Через час или два я мгновенно очнулся, как током шарахнутый. Ладонь моя лежала на полной и упругой девичьей груди. Мрак. Дыхание спящих. Изредка слабый хруст соломы. Медленно-медленно с нежнейшей осторожностью рука моя пошла дальше. Меня бесшумно приподняло и, секунду подержав в воздухе, плавно опустило ближе к девушке. По слабому намёку другой руки моей послушно отступила какая-то одёжка, и ладонь скользнула по тёплой гибкой талии Прошло, может быть, полчаса, и я почувствовал, нет, угадал еле уловимое ответное движение...

Жестокий трёхнедельный недосып делал, конечно, своё дело. Какая-то сторона моего существа продолжала глубоко спать. Спал сапёр, лейтенант, орденоносец. Спала без задних ног дисциплина и ответственность. Высокая мораль, которой обзавёлся на уроках, собраниях и диспутах, спала как убитая.

Зато проснулось что-то долго усыпляемое, проснулось и торжествовало. Любовь над всем права. Нет, она не нарушение, не упущение, не кража. Она не нуждается в разрешении, рекомендациях, анкетных данных. Она не зависит от совместного участия в мероприятиях и культпоходах. Для неё не обязателен совместный выпуск стенгазеты, единство взглядов и установок. И она может прийти, если пожелает, без слова, даже без взгляда...
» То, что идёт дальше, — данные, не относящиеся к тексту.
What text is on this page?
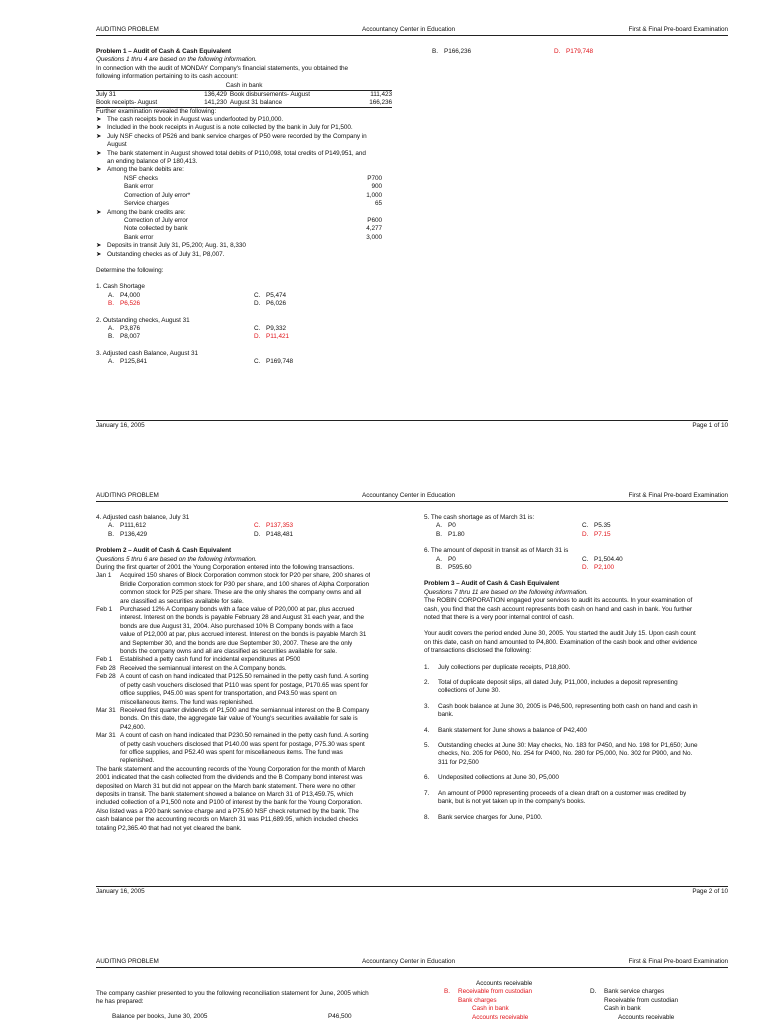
AUDITING PROBLEM	Accountancy Center in Education	First & Final Pre-board Examination
Problem 1 – Audit of Cash & Cash Equivalent
Questions 1 thru 4 are based on the following information.
In connection with the audit of MONDAY Company's financial statements, you obtained the
following information pertaining to its cash account:
Cash in bank			
July 31	136,429	Book disbursements- August	111,423
Book receipts- August	141,230	August 31 balance	166,236
Further examination revealed the following:
➤ The cash receipts book in August was underfooted by P10,000.
➤ Included in the book receipts in August is a note collected by the bank in July for P1,500.
➤ July NSF checks of P526 and bank service charges of P50 were recorded by the Company in
August
➤ The bank statement in August showed total debits of P110,098, total credits of P149,951, and
an ending balance of P 180,413.
➤ Among the bank debits are:
NSF checks	P700
Bank error	900
Correction of July error*	1,000
Service charges	65
➤ Among the bank credits are:
Correction of July error	P600
Note collected by bank	4,277
Bank error	3,000
➤ Deposits in transit July 31, P5,200; Aug. 31, 8,330
➤ Outstanding checks as of July 31, P8,007.
Determine the following:
1. Cash Shortage
A. P4,000	C. P5,474
B. P6,526	D. P6,026
2. Outstanding checks, August 31
A. P3,876	C. P9,332
B. P8,007	D. P11,421
3. Adjusted cash Balance, August 31
A. P125,841	C. P169,748
B. P166,236	D. P179,748
January 16, 2005	Page 1 of 10
AUDITING PROBLEM	Accountancy Center in Education	First & Final Pre-board Examination
4. Adjusted cash balance, July 31
A. P111,612	C. P137,353
B. P136,429	D. P148,481
Problem 2 – Audit of Cash & Cash Equivalent
Questions 5 thru 6 are based on the following information.
During the first quarter of 2001 the Young Corporation entered into the following transactions.
Jan 1	Acquired 150 shares of Block Corporation common stock for P20 per share, 200 shares of
Bridle Corporation common stock for P30 per share, and 100 shares of Alpha Corporation
common stock for P25 per share. These are the only shares the company owns and all
are classified as securities available for sale.
Feb 1	Purchased 12% A Company bonds with a face value of P20,000 at par, plus accrued
interest. Interest on the bonds is payable February 28 and August 31 each year, and the
bonds are due August 31, 2004. Also purchased 10% B Company bonds with a face
value of P12,000 at par, plus accrued interest. Interest on the bonds is payable March 31
and September 30, and the bonds are due September 30, 2007. These are the only
bonds the company owns and all are classified as securities available for sale.
Feb 1	Established a petty cash fund for incidental expenditures at P500
Feb 28 Received the semiannual interest on the A Company bonds.
Feb 28 A count of cash on hand indicated that P125.50 remained in the petty cash fund. A sorting
of petty cash vouchers disclosed that P110 was spent for postage, P170.65 was spent for
office supplies, P45.00 was spent for transportation, and P43.50 was spent on
miscellaneous items. The fund was replenished.
Mar 31 Received first quarter dividends of P1,500 and the semiannual interest on the B Company
bonds. On this date, the aggregate fair value of Young's securities available for sale is
P42,600.
Mar 31 A count of cash on hand indicated that P230.50 remained in the petty cash fund. A sorting
of petty cash vouchers disclosed that P140.00 was spent for postage, P75.30 was spent
for office supplies, and P52.40 was spent for miscellaneous items. The fund was
replenished.
The bank statement and the accounting records of the Young Corporation for the month of March
2001 indicated that the cash collected from the dividends and the B Company bond interest was
deposited on March 31 but did not appear on the March bank statement. There were no other
deposits in transit. The bank statement showed a balance on March 31 of P13,459.75, which
included collection of a P1,500 note and P100 of interest by the bank for the Young Corporation.
Also listed was a P20 bank service charge and a P75.60 NSF check returned by the bank. The
cash balance per the accounting records on March 31 was P11,689.95, which included checks
totaling P2,365.40 that had not yet cleared the bank.
5. The cash shortage as of March 31 is:
A. P0	C. P5.35
B. P1.80	D. P7.15
6. The amount of deposit in transit as of March 31 is
A. P0	C. P1,504.40
B. P595.60	D. P2,100
Problem 3 – Audit of Cash & Cash Equivalent
Questions 7 thru 11 are based on the following information.
The ROBIN CORPORATION engaged your services to audit its accounts. In your examination of
cash, you find that the cash account represents both cash on hand and cash in bank. You further
noted that there is a very poor internal control of cash.
Your audit covers the period ended June 30, 2005. You started the audit July 15. Upon cash count
on this date, cash on hand amounted to P4,800. Examination of the cash book and other evidence
of transactions disclosed the following:
1.	July collections per duplicate receipts, P18,800.
2.	Total of duplicate deposit slips, all dated July, P11,000, includes a deposit representing
collections of June 30.
3.	Cash book balance at June 30, 2005 is P46,500, representing both cash on hand and cash in
bank.
4.	Bank statement for June shows a balance of P42,400
5.	Outstanding checks at June 30: May checks, No. 183 for P450, and No. 198 for P1,650; June
checks, No. 205 for P600, No. 254 for P400, No. 280 for P5,000, No. 302 for P900, and No.
311 for P2,500
6.	Undeposited collections at June 30, P5,000
7.	An amount of P900 representing proceeds of a clean draft on a customer was credited by
bank, but is not yet taken up in the company's books.
8.	Bank service charges for June, P100.
January 16, 2005	Page 2 of 10
AUDITING PROBLEM	Accountancy Center in Education	First & Final Pre-board Examination
The company cashier presented to you the following reconciliation statement for June, 2005 which
he has prepared:
Balance per books, June 30, 2005	P46,500
Accounts receivable
B. Receivable from custodian	D. Bank service charges
Bank charges	Receivable from custodian
Cash in bank	Cash in bank
Accounts receivable	Accounts receivable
И ещё было во мне почти злорадное чувство победы над невозможностью, над стужей, войной и над самой смертью, может быть, завтрашней. Мы не пошептались в темноте, нельзя было, да и не хотелось. И всё-таки знакомство наше прошло все положенные стадии: встреча, узнавание, понимание, доверие и близость. Потом, вспоминая, я оценил безошибочный разговор наших ладоней и коленей. Когда двое говорят в такие бесконтрольные минуты на осязаемом языке прикосновений, вряд ли лгут или притворяются. Тут впрямую чувствуешь самую суть человека. А то, бывает, после недели задушевных разговоров первое же объятие разоблачает собеседника в глазах девушки и перевешивает всё, чего он добился словами.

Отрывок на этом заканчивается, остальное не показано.